Di contro, gli aspetti spesso esasperati della religione cattolica, particolarmente ravvisabili nelle
manifestazioni festose organizzate in onore dei santi patroni delle città, sono guardate con un certo
sospetto dai nostri viaggiatori. Tuttavia, i riferimenti alle forme esagerate di religiosità popolare
rappresentano un’occasione, per l’autrice, per indirizzare precise denunce nei riguardi di chi quella
devozione la nutre e la incentiva, personaggi ai vertici della società che usano questo mezzo per
esercitare un controllo sulla popolazione credulona e ignorante.

CONCLUSIONI
Il Grand Tour immaginario ideato e perpetuato da Priscilla Wakefield nel suo denso romanzo di viaggio
conduce il lettore tra le contrade più celebri d’Europa, in compagnia di una famiglia inglese normale,
che risponde ai requisiti richiesti dalla buona creanza dell’epoca, seguendo criteri e comportamenti
non disturbanti per la società. Il profilo di educatrice che contraddistingue buona parte della
produzione letteraria dell’autrice britannica trapela spesso e volentieri tra le righe dell’opera,
disseminata di digressioni storiche, di racconti di uomini e donne celebri, di commenti – talvolta
indulgenti, altri sferzanti – su avvenimenti, circostanze, personaggi.

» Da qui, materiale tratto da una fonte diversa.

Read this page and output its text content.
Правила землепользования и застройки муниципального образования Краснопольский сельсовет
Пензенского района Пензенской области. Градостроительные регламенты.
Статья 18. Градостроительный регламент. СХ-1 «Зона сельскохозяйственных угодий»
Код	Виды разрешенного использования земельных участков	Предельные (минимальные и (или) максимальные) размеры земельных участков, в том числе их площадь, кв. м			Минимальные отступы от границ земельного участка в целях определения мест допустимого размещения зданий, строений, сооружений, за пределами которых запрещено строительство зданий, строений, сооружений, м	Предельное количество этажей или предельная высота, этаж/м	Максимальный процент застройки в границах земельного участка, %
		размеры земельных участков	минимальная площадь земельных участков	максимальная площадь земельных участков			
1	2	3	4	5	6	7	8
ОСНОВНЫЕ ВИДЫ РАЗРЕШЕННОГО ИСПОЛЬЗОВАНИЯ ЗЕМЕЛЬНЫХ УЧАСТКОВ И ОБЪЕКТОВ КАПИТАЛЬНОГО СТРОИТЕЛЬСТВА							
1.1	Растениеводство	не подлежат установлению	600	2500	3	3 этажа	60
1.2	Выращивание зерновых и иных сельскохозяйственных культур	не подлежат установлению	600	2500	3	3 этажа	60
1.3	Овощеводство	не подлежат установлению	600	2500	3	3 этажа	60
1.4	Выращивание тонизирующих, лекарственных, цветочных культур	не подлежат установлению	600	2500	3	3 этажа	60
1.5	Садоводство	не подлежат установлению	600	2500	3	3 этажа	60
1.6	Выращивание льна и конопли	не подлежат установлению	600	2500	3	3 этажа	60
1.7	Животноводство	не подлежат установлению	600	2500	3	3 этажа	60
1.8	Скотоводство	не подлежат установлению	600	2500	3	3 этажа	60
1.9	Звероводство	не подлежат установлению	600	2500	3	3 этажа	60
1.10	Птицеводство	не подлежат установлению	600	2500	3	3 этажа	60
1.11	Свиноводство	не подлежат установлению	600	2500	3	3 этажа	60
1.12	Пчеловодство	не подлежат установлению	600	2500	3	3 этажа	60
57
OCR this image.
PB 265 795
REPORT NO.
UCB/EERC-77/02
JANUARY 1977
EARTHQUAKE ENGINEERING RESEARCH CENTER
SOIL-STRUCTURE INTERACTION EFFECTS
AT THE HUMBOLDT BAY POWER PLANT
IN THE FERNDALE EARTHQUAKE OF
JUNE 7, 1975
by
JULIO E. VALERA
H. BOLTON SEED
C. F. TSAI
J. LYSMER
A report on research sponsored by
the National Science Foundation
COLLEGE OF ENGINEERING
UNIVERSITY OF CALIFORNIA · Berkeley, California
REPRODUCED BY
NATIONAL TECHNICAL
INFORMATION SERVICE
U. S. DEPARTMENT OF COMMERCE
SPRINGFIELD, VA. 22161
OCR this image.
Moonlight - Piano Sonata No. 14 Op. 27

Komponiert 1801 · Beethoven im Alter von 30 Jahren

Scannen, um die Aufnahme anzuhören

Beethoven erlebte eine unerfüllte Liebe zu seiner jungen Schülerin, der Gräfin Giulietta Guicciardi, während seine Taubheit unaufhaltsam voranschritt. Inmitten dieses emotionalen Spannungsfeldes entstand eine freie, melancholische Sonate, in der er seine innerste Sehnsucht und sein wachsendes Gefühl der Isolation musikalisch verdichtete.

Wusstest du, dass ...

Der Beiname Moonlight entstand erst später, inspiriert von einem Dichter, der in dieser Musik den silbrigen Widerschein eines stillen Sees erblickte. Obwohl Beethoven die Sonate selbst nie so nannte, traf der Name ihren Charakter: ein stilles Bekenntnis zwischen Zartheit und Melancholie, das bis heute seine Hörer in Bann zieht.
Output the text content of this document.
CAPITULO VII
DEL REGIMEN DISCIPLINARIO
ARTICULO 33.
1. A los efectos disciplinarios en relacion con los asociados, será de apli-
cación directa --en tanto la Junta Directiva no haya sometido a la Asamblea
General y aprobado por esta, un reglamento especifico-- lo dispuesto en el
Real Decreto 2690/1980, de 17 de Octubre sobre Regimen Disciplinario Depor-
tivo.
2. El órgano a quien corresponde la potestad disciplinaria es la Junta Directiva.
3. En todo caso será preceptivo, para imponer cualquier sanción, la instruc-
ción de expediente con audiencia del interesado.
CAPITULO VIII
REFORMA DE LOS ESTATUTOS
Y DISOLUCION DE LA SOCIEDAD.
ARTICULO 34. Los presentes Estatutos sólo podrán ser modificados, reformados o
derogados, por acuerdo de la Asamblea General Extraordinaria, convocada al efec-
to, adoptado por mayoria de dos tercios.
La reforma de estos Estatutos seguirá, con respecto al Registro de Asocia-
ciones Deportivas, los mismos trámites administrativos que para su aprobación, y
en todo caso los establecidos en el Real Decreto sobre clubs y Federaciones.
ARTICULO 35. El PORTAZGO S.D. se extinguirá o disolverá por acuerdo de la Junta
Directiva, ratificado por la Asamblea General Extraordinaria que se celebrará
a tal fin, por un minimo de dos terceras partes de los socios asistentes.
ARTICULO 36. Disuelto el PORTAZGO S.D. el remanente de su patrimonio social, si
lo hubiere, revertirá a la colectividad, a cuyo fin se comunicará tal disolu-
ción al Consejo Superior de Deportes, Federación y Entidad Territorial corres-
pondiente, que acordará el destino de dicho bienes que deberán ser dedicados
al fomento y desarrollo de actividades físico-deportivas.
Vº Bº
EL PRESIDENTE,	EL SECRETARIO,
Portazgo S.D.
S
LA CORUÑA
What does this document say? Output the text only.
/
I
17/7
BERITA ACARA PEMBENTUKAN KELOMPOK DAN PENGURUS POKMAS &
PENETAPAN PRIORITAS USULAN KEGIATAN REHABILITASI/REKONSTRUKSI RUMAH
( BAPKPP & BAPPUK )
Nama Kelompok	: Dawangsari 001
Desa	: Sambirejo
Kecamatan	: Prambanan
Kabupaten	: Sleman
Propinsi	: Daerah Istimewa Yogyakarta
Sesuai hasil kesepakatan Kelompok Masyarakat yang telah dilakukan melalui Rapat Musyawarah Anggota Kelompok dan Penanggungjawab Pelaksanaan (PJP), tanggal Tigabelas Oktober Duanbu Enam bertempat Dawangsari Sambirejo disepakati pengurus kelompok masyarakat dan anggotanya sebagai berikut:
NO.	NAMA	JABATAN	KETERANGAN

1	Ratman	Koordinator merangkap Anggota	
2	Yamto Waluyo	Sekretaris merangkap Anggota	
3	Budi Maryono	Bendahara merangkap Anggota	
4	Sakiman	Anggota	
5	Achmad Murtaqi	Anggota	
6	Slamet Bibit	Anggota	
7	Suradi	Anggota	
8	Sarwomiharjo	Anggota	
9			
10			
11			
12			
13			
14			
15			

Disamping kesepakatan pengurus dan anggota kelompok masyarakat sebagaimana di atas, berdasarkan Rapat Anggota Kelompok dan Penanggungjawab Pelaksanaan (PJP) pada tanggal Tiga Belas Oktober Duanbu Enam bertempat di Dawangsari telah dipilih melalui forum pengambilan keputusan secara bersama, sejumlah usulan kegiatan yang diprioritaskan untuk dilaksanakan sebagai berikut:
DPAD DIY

Lo schema utilizzato dalla Wakefield è sempre lo stesso: arrivo in una determinata località, descrizione
degli aspetti naturalistici circostanti, se ci sono, e delle peculiarità urbane, comprensive di chiese,
monumenti, palazzi, strade. La rappresentazione della popolazione locale è l’immancabile step numero
due.
Accanto a ciò, la Wakefield non manca quasi mai di indugiare sulle abitudini di ciascuna popolazione
incontrata, spesso – come si è osservato – rischiando di cadere nel luogo comune e nel sentito dire.
Attraverso la voce dei suoi protagonisti, l’autrice lascia intendere molti dei suoi pensieri e delle sue
opinioni a proposito di argomenti diversi, mostrando talvolta cautela, ma il più delle volte lasciandosi
andare a commenti decisi e dirompenti, senza eccessiva preoccupazione di seguire il politically correct,
ma conscia di utilizzare il mezzo della penna per veicolare precisi messaggi.
Il romanzo di Priscilla Wakefield può essere annoverato tra le tante opere che compongono e
arricchiscono la letteratura odeporica, pur non rispettando i canoni del diario di viaggio, raccontato in
prima persona e spesso in forma epistolare. L’autrice prende a prestito le testimonianze di chi quei
luoghi e quelle persone visitò e incontrò veramente, prediligendo una scrittura che passa dal racconto
in terza persona alla forma dialogica, all’espediente della lettera.